I think he's got us well trained.
This morning when I took report from the nurse she reported that he'd had a good night, slept really well. When he woke up, I found he had a pretty boogery nose though. Gotta love it, right? I mean, I always swore I wouldn't have snot-nosed kids. And I didn't! Until I had kids that is.
But when I got home from running carpool his school nurse said that he'd had some more, and there was some color. Just like that, we went on snot watch. You know, there's storm watches when the conditions are ripe for issues, and storm warnings when it's actually occurring. We were on snot watch.
Then this afternoon, I had a follow-up call with our trach whisperer at the hospital. We've been having to use his secondary settings, the rescue settings, almost daily because of struggles. So I talked with her last week about switching to them permanently, but with some modifications to help him breathe a little more comfortably. This past week has been good from a breathing standpoint but I've consistently had to use more oxygen.
See, breathing actually has two components: ventilation and oxygenation. Ventilation, or breathing has to do with gasses in and gasses out.
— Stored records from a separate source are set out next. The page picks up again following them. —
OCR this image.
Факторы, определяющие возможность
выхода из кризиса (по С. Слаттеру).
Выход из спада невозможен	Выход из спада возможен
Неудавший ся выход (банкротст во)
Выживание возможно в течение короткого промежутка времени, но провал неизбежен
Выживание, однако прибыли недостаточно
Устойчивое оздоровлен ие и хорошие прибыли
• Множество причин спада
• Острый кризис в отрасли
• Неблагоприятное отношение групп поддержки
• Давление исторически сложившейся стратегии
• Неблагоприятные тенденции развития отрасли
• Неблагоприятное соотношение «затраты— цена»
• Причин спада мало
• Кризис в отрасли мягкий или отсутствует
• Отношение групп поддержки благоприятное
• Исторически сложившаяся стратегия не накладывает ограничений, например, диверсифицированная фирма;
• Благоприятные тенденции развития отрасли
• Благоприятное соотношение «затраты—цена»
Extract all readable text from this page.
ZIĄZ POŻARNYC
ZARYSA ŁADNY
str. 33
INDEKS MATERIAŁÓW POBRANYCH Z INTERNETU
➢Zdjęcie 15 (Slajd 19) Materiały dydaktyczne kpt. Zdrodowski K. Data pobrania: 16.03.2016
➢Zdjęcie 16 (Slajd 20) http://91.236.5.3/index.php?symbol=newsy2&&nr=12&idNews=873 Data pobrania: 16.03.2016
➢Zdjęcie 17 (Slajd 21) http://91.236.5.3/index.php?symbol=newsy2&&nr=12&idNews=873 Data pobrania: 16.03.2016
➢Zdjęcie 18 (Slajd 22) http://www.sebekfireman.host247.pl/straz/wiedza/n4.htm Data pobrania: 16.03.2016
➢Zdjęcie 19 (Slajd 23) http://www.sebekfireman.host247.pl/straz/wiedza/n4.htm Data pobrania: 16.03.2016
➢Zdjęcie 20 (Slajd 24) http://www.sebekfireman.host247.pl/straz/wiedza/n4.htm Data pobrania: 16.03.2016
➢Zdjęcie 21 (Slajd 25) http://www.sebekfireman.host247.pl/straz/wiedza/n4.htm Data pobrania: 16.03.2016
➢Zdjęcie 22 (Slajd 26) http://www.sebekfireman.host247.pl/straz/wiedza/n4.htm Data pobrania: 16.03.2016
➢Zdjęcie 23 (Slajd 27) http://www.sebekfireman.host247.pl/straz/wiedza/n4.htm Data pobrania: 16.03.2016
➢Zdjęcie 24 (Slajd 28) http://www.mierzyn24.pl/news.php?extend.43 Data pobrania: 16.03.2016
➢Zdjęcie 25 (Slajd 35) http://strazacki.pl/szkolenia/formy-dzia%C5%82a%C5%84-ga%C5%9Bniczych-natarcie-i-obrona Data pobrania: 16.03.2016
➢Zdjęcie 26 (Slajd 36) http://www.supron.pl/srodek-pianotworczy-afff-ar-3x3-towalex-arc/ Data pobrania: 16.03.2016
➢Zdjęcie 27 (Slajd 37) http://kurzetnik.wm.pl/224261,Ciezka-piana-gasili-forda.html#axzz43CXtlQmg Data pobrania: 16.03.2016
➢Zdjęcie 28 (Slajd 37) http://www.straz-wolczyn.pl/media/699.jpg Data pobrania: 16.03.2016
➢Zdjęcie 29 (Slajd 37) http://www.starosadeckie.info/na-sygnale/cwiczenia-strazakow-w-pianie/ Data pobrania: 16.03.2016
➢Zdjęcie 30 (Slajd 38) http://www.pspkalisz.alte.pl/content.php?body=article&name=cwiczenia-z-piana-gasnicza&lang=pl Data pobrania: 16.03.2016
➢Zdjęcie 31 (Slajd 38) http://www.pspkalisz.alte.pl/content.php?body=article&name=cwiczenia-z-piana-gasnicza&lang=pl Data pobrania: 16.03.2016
Oxygenation is about oxygen exchange with the cells, that oh-so-important gas our cells need.
I was beginning to wonder why it seemed that I had to choose which one was going to work well, oxygenation or ventilation. I mean, seriously, BOTH are necessary. It didn't seem fair.
She suggested that it actually might be the different methods of support, and said she'd do some research into it. AND she also thought it would be good if I sent a shout-out to mamas in the special needs world to see what others had experienced.
You know, my special needs family came through for me. I mean, I was looking for some fairly specific parameters. I needed the same ventilator, oxygen dependent, and experience in switching modes of ventilation.
BINGO! There is a wealth of knowledge these mamas have. And yep, it's because the vent is working differently. I can deal with burning more oxygen, as long as it doesn't mean he's struggling more.
We have a international medical conference coming up this summer, right here in Salt Lake. I'm on the local SOFT board and we're raising money to attend. Can I tell you how excited I am to meet other Trisomy parents in person?? This is really a once-in-a-lifetime event for us, at least for Aaron.
See, you can't fly with oxygen tanks. Yes, you can use a portable oxygen concentrator (POC) on an airplane, but that won't work with a ventilator. Vents need more flow than a POC can deliver. Which means that any location not within driving distance is simply not an option. And having him stable enough to even drive a distance is hard, too.
But this time, it's in my very own backyard, so to speak. And we're going to be there, by hook or by crook. 'Cause having support like I got today, knowing that these other people really "get it," they've been through the talks about end of life, the heartache, the joys and the fears, you just can't put a price on that.
And we need each other. We really do.
And that "snot watch?" Fortunately, it's expired. He's looking good.